Basketball shoes have gained major importance with NBA's popularity

In the 1950's, kids (including myself) wore Converse canvas sneakers in black. Period. When I started to play basketball in my teens, the Converse outlet store in Malden, Massachusetts was the place to go. Low-cuts were fine, but a few ankle injuries later, high-tops were the better choice. I absolutely never envisioned just how the importance of what-used-to-be-called sneakers would take flight with the evolution of basketball and the NBA.

So this is the "Friends" version of the Nike Kyrie 5, linked to the popular TV sitcom, Friends. Admitting no knowledge of this shoe's performance, I must say these are a work of art (per's Michael Le):

The Nike Kyrie 5, in its many upcoming schemes, has grown to encompass toolings outside of the usual performance-driven motifs, forgoing the more simplistic hits for inspirations of fond connection to the player from which it earns its namesake. Paying homage to the award-winning sitcom “Friends,” the forthcoming release pairs a monochromatic base with colorful accents connected to the show’s iconic handwritten logo.
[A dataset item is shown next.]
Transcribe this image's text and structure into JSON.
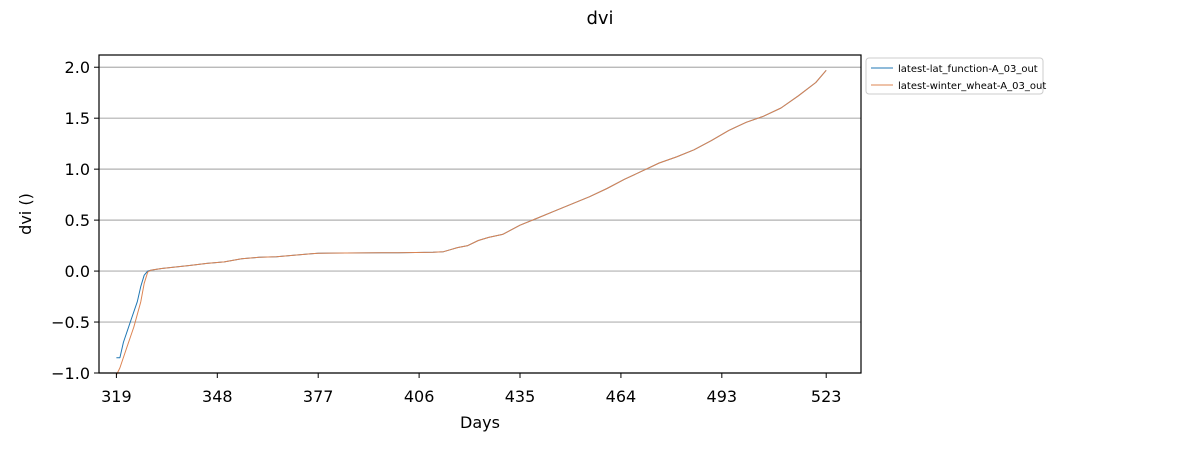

I personally have witnessed basketball shoes transition from ugly-to-grotesque, but these are a breath of fresh air - which you may need after viewing the photo below.

No contest, right? The transition of the basketball shoe seems at its peak - at least for now. From the ugliness of the black Converse sneaker - to the glittery, gaudy shoes that came close to making me nauseous - and finally to the Nike Kyrie 5 "Friends". I may get a pair of my own, but they will cost more than the sneakers from the Converse outlet in Malden. No doubt, a LOT more.